There were watering holes dotted around the perimeter of the Lodge and our group was treated to a show by a herd of elephants cooling off in the water whilst we enjoyed a sumptuous lunch feast.
Our first safari … scary!
In the afternoon was our first safari and we were warned that we were only in danger if we got out of the truck, so with quickening pulses we were finally off.
Everyone was excited to see so many types of antelopes, steenboks, kudu and gnu… such a variety of species with different markings, horns and sizes.
Timing is everything
I soon realised that we had picked the perfect time of year—February—as all of the creatures had babies. We drove close to zebras and the gentle giraffes and these animals were not at all fazed by the truck.
I calmed down rapidly until we came around a corner and straight into the path of a young male elephant; young males at this stage in their lives are quite ornery so he stamped and puffed out his ears as though about to charge. The rangers were alert but backed up a bit to show we were not a threat. The elephant put on a bit of a blustery show before letting us creep past. Cue deep breath from me.

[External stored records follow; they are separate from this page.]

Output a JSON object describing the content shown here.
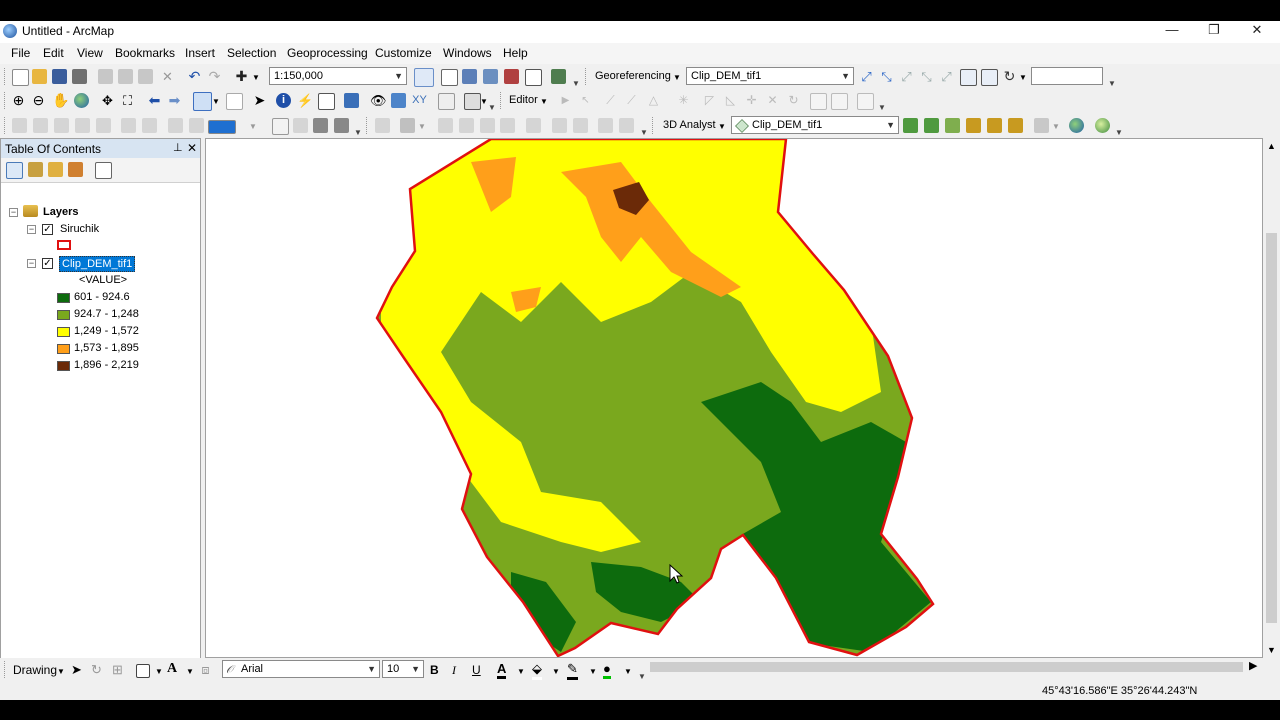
{
  "window": {
    "title": "Untitled - ArcMap",
    "minimize": "—",
    "restore": "❐",
    "close": "✕"
  },
  "menu": [
    "File",
    "Edit",
    "View",
    "Bookmarks",
    "Insert",
    "Selection",
    "Geoprocessing",
    "Customize",
    "Windows",
    "Help"
  ],
  "toolbar": {
    "scale": "1:150,000",
    "georef_label": "Georeferencing",
    "georef_layer": "Clip_DEM_tif1",
    "editor_label": "Editor",
    "analyst_label": "3D Analyst",
    "analyst_layer": "Clip_DEM_tif1"
  },
  "toc": {
    "title": "Table Of Contents",
    "pin": "⊥",
    "close": "✕",
    "root": "Layers",
    "layers": [
      {
        "name": "Siruchik"
      },
      {
        "name": "Clip_DEM_tif1",
        "field": "<VALUE>"
      }
    ],
    "legend": [
      {
        "label": "601 - 924.6",
        "color": "#0d6b0d"
      },
      {
        "label": "924.7 - 1,248",
        "color": "#7aa81e"
      },
      {
        "label": "1,249 - 1,572",
        "color": "#ffff00"
      },
      {
        "label": "1,573 - 1,895",
        "color": "#ff9f1a"
      },
      {
        "label": "1,896 - 2,219",
        "color": "#6b2a08"
      }
    ],
    "outline_color": "#e01010"
  },
  "drawing": {
    "label": "Drawing",
    "font": "Arial",
    "size": "10",
    "bold": "B",
    "italic": "I",
    "underline": "U",
    "text_tool": "A"
  },
  "status": {
    "coords": "45°43'16.586\"E  35°26'44.243\"N"
  }
}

There were enormous Cape Buffalo grazing in herds and the guides were quite cautious with these big fellas. They told us they were one of the most dangerous animals. The most feared by all hunters, as their huge horns could overturn the truck and maul a human easily. Gulp!

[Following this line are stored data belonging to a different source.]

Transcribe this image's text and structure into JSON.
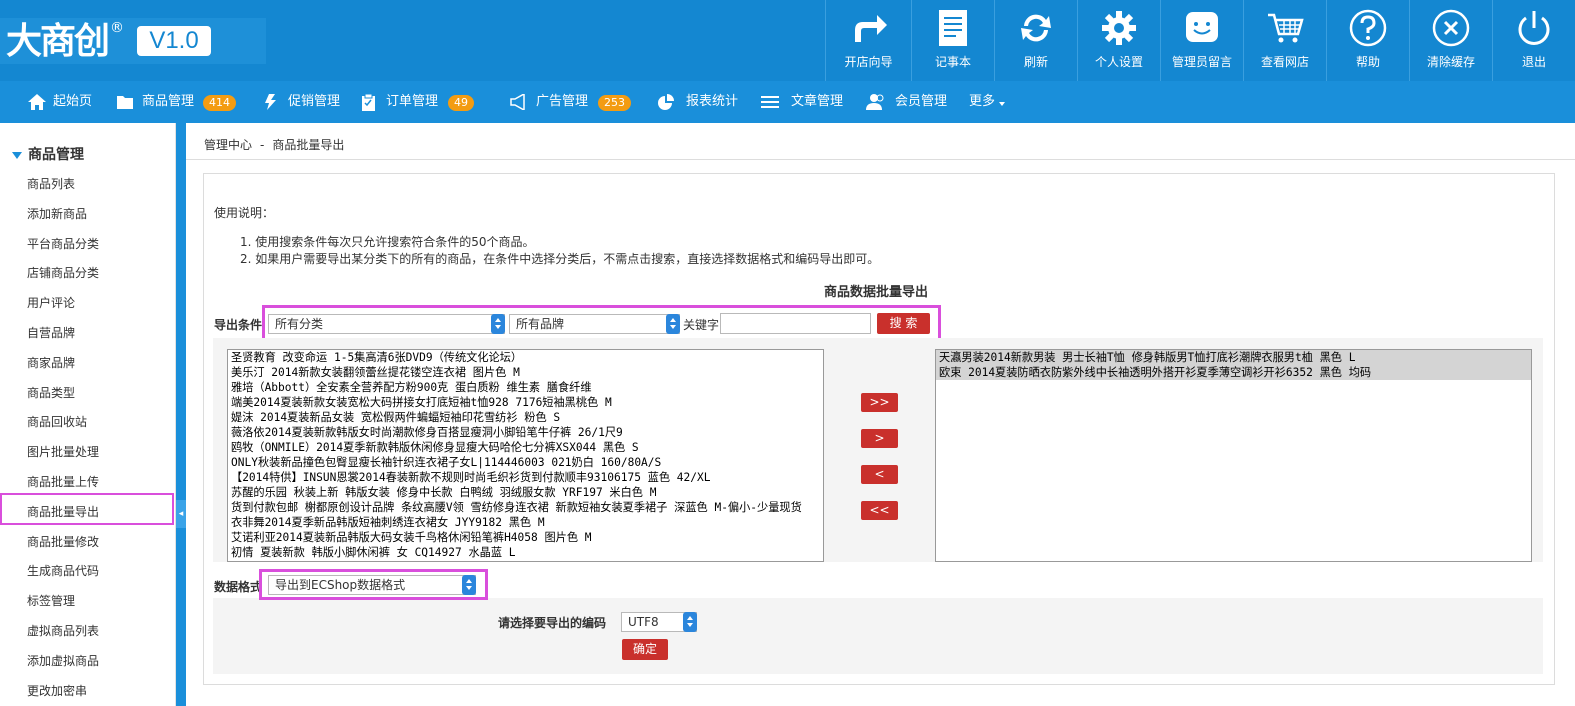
{
  "brand": {
    "logo_text": "大商创",
    "reg_mark": "®",
    "version": "V1.0"
  },
  "toolbar": [
    {
      "label": "开店向导",
      "icon": "share-arrow-icon"
    },
    {
      "label": "记事本",
      "icon": "notepad-icon"
    },
    {
      "label": "刷新",
      "icon": "refresh-icon"
    },
    {
      "label": "个人设置",
      "icon": "gear-icon"
    },
    {
      "label": "管理员留言",
      "icon": "smiley-chat-icon"
    },
    {
      "label": "查看网店",
      "icon": "cart-icon"
    },
    {
      "label": "帮助",
      "icon": "help-icon"
    },
    {
      "label": "清除缓存",
      "icon": "clear-cache-icon"
    },
    {
      "label": "退出",
      "icon": "power-icon"
    }
  ],
  "nav": [
    {
      "label": "起始页",
      "icon": "home-icon"
    },
    {
      "label": "商品管理",
      "icon": "folder-icon",
      "badge": "414"
    },
    {
      "label": "促销管理",
      "icon": "lightning-icon"
    },
    {
      "label": "订单管理",
      "icon": "clipboard-icon",
      "badge": "49"
    },
    {
      "label": "广告管理",
      "icon": "megaphone-icon",
      "badge": "253"
    },
    {
      "label": "报表统计",
      "icon": "pie-chart-icon"
    },
    {
      "label": "文章管理",
      "icon": "list-icon"
    },
    {
      "label": "会员管理",
      "icon": "users-icon"
    },
    {
      "label": "更多",
      "icon": "caret-down-icon"
    }
  ],
  "sidebar": {
    "title": "商品管理",
    "items": [
      "商品列表",
      "添加新商品",
      "平台商品分类",
      "店铺商品分类",
      "用户评论",
      "自营品牌",
      "商家品牌",
      "商品类型",
      "商品回收站",
      "图片批量处理",
      "商品批量上传",
      "商品批量导出",
      "商品批量修改",
      "生成商品代码",
      "标签管理",
      "虚拟商品列表",
      "添加虚拟商品",
      "更改加密串"
    ],
    "active_index": 11
  },
  "breadcrumb": {
    "root": "管理中心",
    "sep": "-",
    "current": "商品批量导出"
  },
  "instructions": {
    "title": "使用说明：",
    "lines": [
      "1. 使用搜索条件每次只允许搜索符合条件的50个商品。",
      "2. 如果用户需要导出某分类下的所有的商品，在条件中选择分类后，不需点击搜索，直接选择数据格式和编码导出即可。"
    ]
  },
  "export": {
    "heading": "商品数据批量导出",
    "cond_label": "导出条件",
    "category_select": "所有分类",
    "brand_select": "所有品牌",
    "keyword_label": "关键字",
    "keyword_value": "",
    "search_button": "搜 索",
    "left_list": [
      "圣贤教育 改变命运 1-5集高清6张DVD9（传统文化论坛）",
      "美乐汀 2014新款女装翻领蕾丝提花镂空连衣裙 图片色 M",
      "雅培（Abbott）全安素全营养配方粉900克 蛋白质粉 维生素 膳食纤维",
      "端美2014夏装新款女装宽松大码拼接女打底短袖t恤928 7176短袖黑桃色 M",
      "媞沫 2014夏装新品女装 宽松假两件蝙蝠短袖印花雪纺衫 粉色 S",
      "薇洛依2014夏装新款韩版女时尚潮款修身百搭显瘦洞小脚铅笔牛仔裤 26/1尺9",
      "鸥牧（ONMILE）2014夏季新款韩版休闲修身显瘦大码哈伦七分裤XSX044 黑色 S",
      "ONLY秋装新品撞色包臀显瘦长袖针织连衣裙子女L|114446003 021奶白 160/80A/S",
      "【2014特供】INSUN恩裳2014春装新款不规则时尚毛织衫货到付款顺丰93106175 蓝色 42/XL",
      "苏醒的乐园 秋装上新 韩版女装 修身中长款 白鸭绒 羽绒服女款 YRF197 米白色 M",
      "货到付款包邮 榭都原创设计品牌 条纹高腰V领 雪纺修身连衣裙 新款短袖女装夏季裙子 深蓝色 M-偏小-少量现货",
      "衣非舞2014夏季新品韩版短袖刺绣连衣裙女 JYY9182 黑色 M",
      "艾诺利亚2014夏装新品韩版大码女装千鸟格休闲铅笔裤H4058 图片色 M",
      "初情 夏装新款 韩版小脚休闲裤 女 CQ14927 水晶蓝 L"
    ],
    "right_list": [
      "天瀛男装2014新款男装 男士长袖T恤 修身韩版男T恤打底衫潮牌衣服男t桖 黑色 L",
      "欧束 2014夏装防晒衣防紫外线中长袖透明外搭开衫夏季薄空调衫开衫6352 黑色 均码"
    ],
    "move_buttons": [
      ">>",
      ">",
      "<",
      "<<"
    ],
    "format_label": "数据格式",
    "format_select": "导出到ECShop数据格式",
    "encoding_label": "请选择要导出的编码",
    "encoding_select": "UTF8",
    "confirm_button": "确定"
  }
}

We then found a watering hole where a massive white rhino was marking his territory—the enormity of his bulk and the sheer size of that horn was mesmerising. I forgot to be scared as the encounter was so engaging.
The king or in this case, the queen of the jungle
At the end of the day we heard of a lion sighting near the border to Botswana—two females and their cubs. We zoomed back and joined the queue of vehicles waiting for a peek.
Once again I noticed that our truck seemed to be much closer than any others had been, but the lions were so contented after a meal that they just looked like rather big, sleepy house cats.
It was quite unnerving when the sleek lioness lifted her head and stared right at us with her cool, amber eyes. We all laughed as I told our guide that was quite close enough for me and of course he went closer.
Falling in love again
On the way back we were treated to a magnificent African sunset and as the sun went down we turned on the spotlights.
I looked at my husband with tears in my eyes. I was falling in love again… with my wonderful husband for sharing such a magical experience with me and with the marvellous Madikwe.